Compared to the last post it's been about 2 months since I last went to the gym, I know shame on me. I got sick, had a lot of work on and then top it off I lost my membership pass. However I have been emailed back by them a few days ago that I can come down and get a new one for no cost so woo hoo. I'll be back at it. 2 months off going to the gym it's not felt different well besides noticing my progress go back to ground zero but hey I can do it again. 

Besides that lot I saw Machine Head once again :) 

Writing
Steady pace as ever, not really worked on any ebooks lately just more blogs and songs and stuff as you will have picked up from seeing my other posts here on my blog :) 

Movies
Oh boy I have seen a lot of movies since I last filled you in. 

I watched all of the Maze Runner films the third was disappointing but first two were good. MR1 = 8/10, 2 = 8/10, 3 = 4/10. 

I have seen Infinity War three times! It's really damn good! 9/10!

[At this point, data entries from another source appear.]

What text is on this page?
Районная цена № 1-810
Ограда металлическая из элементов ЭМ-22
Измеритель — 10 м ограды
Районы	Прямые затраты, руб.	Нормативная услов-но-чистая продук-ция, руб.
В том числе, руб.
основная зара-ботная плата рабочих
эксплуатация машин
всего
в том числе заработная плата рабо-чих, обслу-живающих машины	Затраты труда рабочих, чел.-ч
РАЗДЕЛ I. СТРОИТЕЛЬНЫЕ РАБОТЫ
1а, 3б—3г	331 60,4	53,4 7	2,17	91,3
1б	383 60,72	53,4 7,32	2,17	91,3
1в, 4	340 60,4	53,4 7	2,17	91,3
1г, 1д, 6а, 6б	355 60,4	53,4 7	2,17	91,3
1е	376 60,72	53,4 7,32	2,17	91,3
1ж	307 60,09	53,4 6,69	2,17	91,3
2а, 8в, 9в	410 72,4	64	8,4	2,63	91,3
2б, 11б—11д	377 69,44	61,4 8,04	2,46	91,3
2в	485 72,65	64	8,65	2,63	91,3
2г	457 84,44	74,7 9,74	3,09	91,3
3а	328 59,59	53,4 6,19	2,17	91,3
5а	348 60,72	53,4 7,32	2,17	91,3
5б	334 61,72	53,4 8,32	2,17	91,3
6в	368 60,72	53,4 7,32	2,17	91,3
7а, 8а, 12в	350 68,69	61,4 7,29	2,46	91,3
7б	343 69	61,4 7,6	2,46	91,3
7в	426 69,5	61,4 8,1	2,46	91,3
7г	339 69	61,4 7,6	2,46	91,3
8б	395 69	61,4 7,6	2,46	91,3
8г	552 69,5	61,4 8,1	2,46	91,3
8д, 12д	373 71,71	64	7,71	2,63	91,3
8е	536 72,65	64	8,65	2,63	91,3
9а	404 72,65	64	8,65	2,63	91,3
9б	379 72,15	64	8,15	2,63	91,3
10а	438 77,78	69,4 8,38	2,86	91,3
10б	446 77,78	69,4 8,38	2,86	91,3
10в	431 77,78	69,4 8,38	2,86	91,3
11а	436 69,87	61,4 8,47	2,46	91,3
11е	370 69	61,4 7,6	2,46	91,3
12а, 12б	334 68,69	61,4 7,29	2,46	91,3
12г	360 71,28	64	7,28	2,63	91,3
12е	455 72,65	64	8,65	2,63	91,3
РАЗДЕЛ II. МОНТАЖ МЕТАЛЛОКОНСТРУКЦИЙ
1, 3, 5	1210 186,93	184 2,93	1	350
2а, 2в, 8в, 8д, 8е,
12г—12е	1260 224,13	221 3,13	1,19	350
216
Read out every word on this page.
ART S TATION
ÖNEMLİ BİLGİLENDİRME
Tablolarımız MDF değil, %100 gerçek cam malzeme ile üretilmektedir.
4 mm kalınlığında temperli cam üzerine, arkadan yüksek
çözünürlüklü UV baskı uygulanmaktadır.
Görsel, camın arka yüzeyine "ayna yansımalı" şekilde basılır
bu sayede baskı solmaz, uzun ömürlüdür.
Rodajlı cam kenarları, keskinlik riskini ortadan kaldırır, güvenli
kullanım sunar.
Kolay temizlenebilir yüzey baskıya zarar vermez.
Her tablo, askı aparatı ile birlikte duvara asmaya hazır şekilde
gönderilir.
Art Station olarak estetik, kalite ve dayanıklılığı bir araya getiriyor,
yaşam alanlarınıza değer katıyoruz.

Deadpool 2 is great too, I love the soundtrack so damn good! 7/10

The Frighteners was decent, never seen it before liked it, great cast in it. 6/10

Batman Ninja I did not like it was over the top trash to me. 2/10

Jurassic World: Fallen Kingdom was a great return to the series roots. Great horror elements in it I loved it won't lie. 8/10

Digimon Tri: Chapter 4 - Loss = This was utterly brilliant and soul destroying almost cried about one moment. 9/10

Solo: A Star Wars Movie - Well what a trainwreck two thing's I liked about it really but honestly if Ep 9 sucks I'm done with Star Wars. 3/10

Super Troopers 2 - Well this was alright just not near as good as the first. 5/10

Hereditary - Unsettling and very creepy but the ending was cheap and lame and something we've seen many times it sucked but overall great music, cast and camera trickery. 7/10

Game Night: Brilliantly amazing comedy such originality honestly surprise hit of the year 9/10

Rampage: Decent blockbuster flick 6/10

Three Billboards Outside Ebbing: Brilliantly funny ending annoyed me but hey was really good 8/10

Tomb Raider: Decent video game flick based on the reboot of the characters video games 5/10

Baywatch: Terrible cringe worthy film i wanted to turn it off so many times. 1/10

A Quiet Place - Brilliant film! Here's my full review - https://1stmetalgodsblog.blogspot.com/2018/04/a-quiet-place-silent-but-deadly-review.html 8/10


Told you there was a lot to cover so I did my best to keep it short.

GAMING
I have been suffering PGD which is short for post game depression but i am fine now. 
When will we get gta 6? (CLICK HERE)
Another Fallout? Yes we have gotten word and trailers of Fallout 76 it looks alright same engine as number 4, it's set to be the earliest fallout game and will have people invading you and helping you. Interesting no?
THAT DMC5 TRAILER HOLY SHIT! 
Dying Light 2's branching story has me interested. 
Walking Dead's final telltale season omg! 
Gears 5 does not look like a gears game to me but its the second game i want on xbox one, i do not own xbox one but if i did i only want gears 4 and 5. 
Just Cause 4 wow it has tornadoes and a crazy open world. 
Death Stranding i have no clue whats going on but the gameplay included a lot of walking.
Crackdown 3 looks highly entertaining fun. 

Closing Comments
Well there aint much left to say now but before i go, i will say i do feel lost and neglected by some people. Is there anything i can do to make it all right as rain? No idea. Is there advice or support you the reader could give me? If so just comment below whatever you have to say about me or anything i'd love to hear your thoughts.

Thanks for popping by, much love, stay shiny!